For one thing, it's buggy. Several times while trying to select a word on the keyboard, I ended up back at the home screen instead. I tried numerous times to initiate a call using the phone's voice-control feature while connected to the hands-free system in my Prius, but without success; the phone kept canceling the call. The built-in turn-by-turn navigation system crashed at least once while I was using it. And even when it worked, the navigation feature can only be used in portrait mode; it doesn't adjust its orientation when you turn your phone on its side.
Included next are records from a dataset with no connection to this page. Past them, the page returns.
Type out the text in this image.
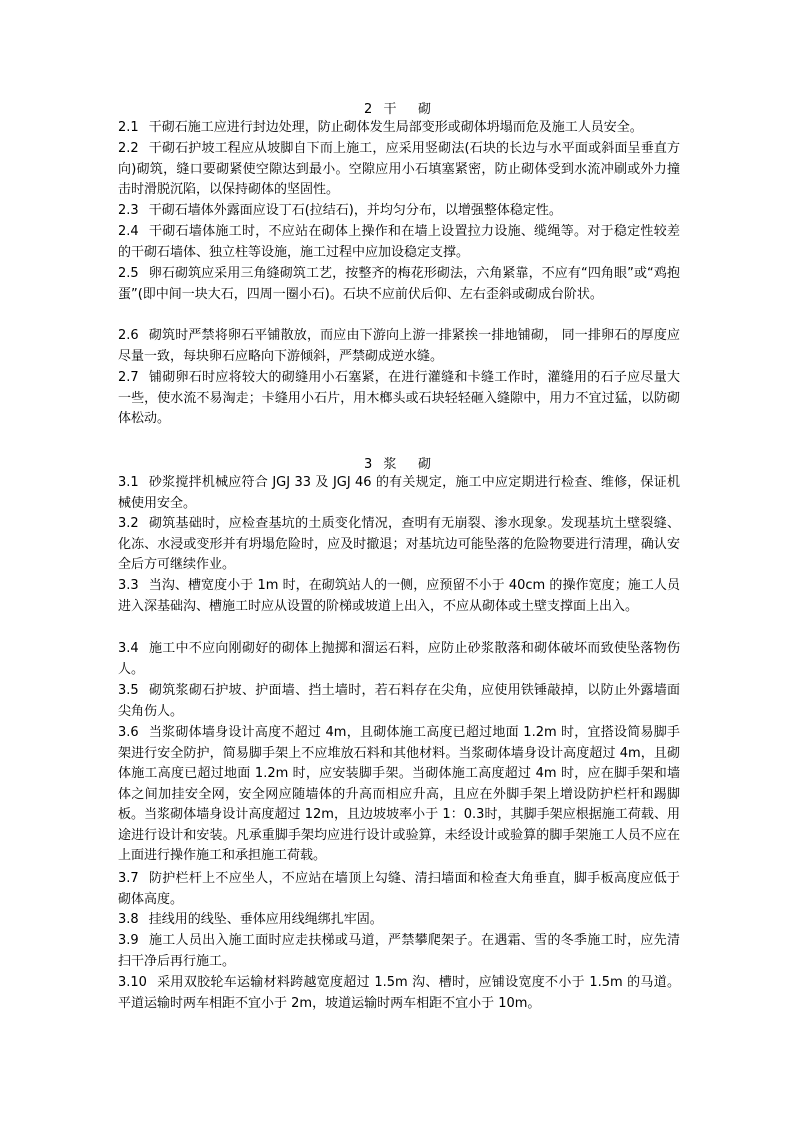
2  干    砌
2.1 干砌石施工应进行封边处理，防止砌体发生局部变形或砌体坍塌而危及施工人员安全。
2.2 干砌石护坡工程应从坡脚自下而上施工，应采用竖砌法(石块的长边与水平面或斜面呈垂直方向)砌筑，缝口要砌紧使空隙达到最小。空隙应用小石填塞紧密，防止砌体受到水流冲刷或外力撞击时滑脱沉陷，以保持砌体的坚固性。
2.3 干砌石墙体外露面应设丁石(拉结石)，并均匀分布，以增强整体稳定性。
2.4 干砌石墙体施工时，不应站在砌体上操作和在墙上设置拉力设施、缆绳等。对于稳定性较差的干砌石墙体、独立柱等设施，施工过程中应加设稳定支撑。
2.5 卵石砌筑应采用三角缝砌筑工艺，按整齐的梅花形砌法，六角紧靠，不应有“四角眼”或“鸡抱蛋”(即中间一块大石，四周一圈小石)。石块不应前伏后仰、左右歪斜或砌成台阶状。
2.6 砌筑时严禁将卵石平铺散放，而应由下游向上游一排紧挨一排地铺砌， 同一排卵石的厚度应尽量一致，每块卵石应略向下游倾斜，严禁砌成逆水缝。
2.7 铺砌卵石时应将较大的砌缝用小石塞紧，在进行灌缝和卡缝工作时，灌缝用的石子应尽量大一些，使水流不易淘走；卡缝用小石片，用木榔头或石块轻轻砸入缝隙中，用力不宜过猛，以防砌体松动。
3  浆    砌
3.1 砂浆搅拌机械应符合 JGJ 33 及 JGJ 46 的有关规定，施工中应定期进行检查、维修，保证机械使用安全。
3.2 砌筑基础时，应检查基坑的土质变化情况，查明有无崩裂、渗水现象。发现基坑土壁裂缝、化冻、水浸或变形并有坍塌危险时，应及时撤退；对基坑边可能坠落的危险物要进行清理，确认安全后方可继续作业。
3.3 当沟、槽宽度小于 1m 时，在砌筑站人的一侧，应预留不小于 40cm 的操作宽度；施工人员进入深基础沟、槽施工时应从设置的阶梯或坡道上出入，不应从砌体或土壁支撑面上出入。
3.4 施工中不应向刚砌好的砌体上抛掷和溜运石料，应防止砂浆散落和砌体破坏而致使坠落物伤人。
3.5 砌筑浆砌石护坡、护面墙、挡土墙时，若石料存在尖角，应使用铁锤敲掉，以防止外露墙面尖角伤人。
3.6 当浆砌体墙身设计高度不超过 4m，且砌体施工高度已超过地面 1.2m 时，宜搭设简易脚手架进行安全防护，简易脚手架上不应堆放石料和其他材料。当浆砌体墙身设计高度超过 4m，且砌体施工高度已超过地面 1.2m 时，应安装脚手架。当砌体施工高度超过 4m 时，应在脚手架和墙体之间加挂安全网，安全网应随墙体的升高而相应升高，且应在外脚手架上增设防护栏杆和踢脚板。当浆砌体墙身设计高度超过 12m，且边坡坡率小于 1：0.3时，其脚手架应根据施工荷载、用途进行设计和安装。凡承重脚手架均应进行设计或验算，未经设计或验算的脚手架施工人员不应在上面进行操作施工和承担施工荷载。
3.7 防护栏杆上不应坐人，不应站在墙顶上勾缝、清扫墙面和检查大角垂直，脚手板高度应低于砌体高度。
3.8 挂线用的线坠、垂体应用线绳绑扎牢固。
3.9 施工人员出入施工面时应走扶梯或马道，严禁攀爬架子。在遇霜、雪的冬季施工时，应先清扫干净后再行施工。
3.10 采用双胶轮车运输材料跨越宽度超过 1.5m 沟、槽时，应铺设宽度不小于 1.5m 的马道。平道运输时两车相距不宜小于 2m，坡道运输时两车相距不宜小于 10m。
But the bigger problem with the Z10 is the paucity of applications available for it. BlackBerry says that you'll now find 100,000 apps in the BlackBerry World store. But from my observation, the vast majority of those apps are junk. And the store lacks many of the most popular smartphone apps, including: Pandora, Spotify, Netflix (NFLX), Hulu, Skype and Gmail. In fact, of the top 10 paid apps in the iPhone app store, just two -- WhatsApp Messenger and "Angry Birds: Star Wars" -- are available for the Z10.

To be sure, many of these apps may end up on the Z10 over time. BlackBerry representatives said they expect some to show up in coming weeks.

But even if they do, there's little about the Z10 that would encourage someone with an iPhone or Android device to switch. BlackBerry may have checked the feature boxes, but it hasn't created something that offers anything that's terribly unique or compelling.

Contact Troy Wolverton at 408-840-4285 or twolverton@mercurynews.com. Follow him at www.mercurynews.com/troy-wolverton or Twitter.com/troywolv.

What: BlackBerry Z10 smartphone
Likes: High-resolution screen, refined autocorrect system, includes many of the features found on rival devices, thin and sleek design.
Dislikes: Paucity of apps, numerous bugs, lack of a home button, lack of compelling or unique features, interface feels cobbled together.
Specs: Dual-core, 1.5GHz processor; 4.2-inch, 1280 x 768 pixel display; 16GB of storage; 2-megapixel front and 8-megapixel rear cameras.
Price: $200 with two-year contract from AT&T and Verizon; $100 with two-year payment plan from T-Mobile.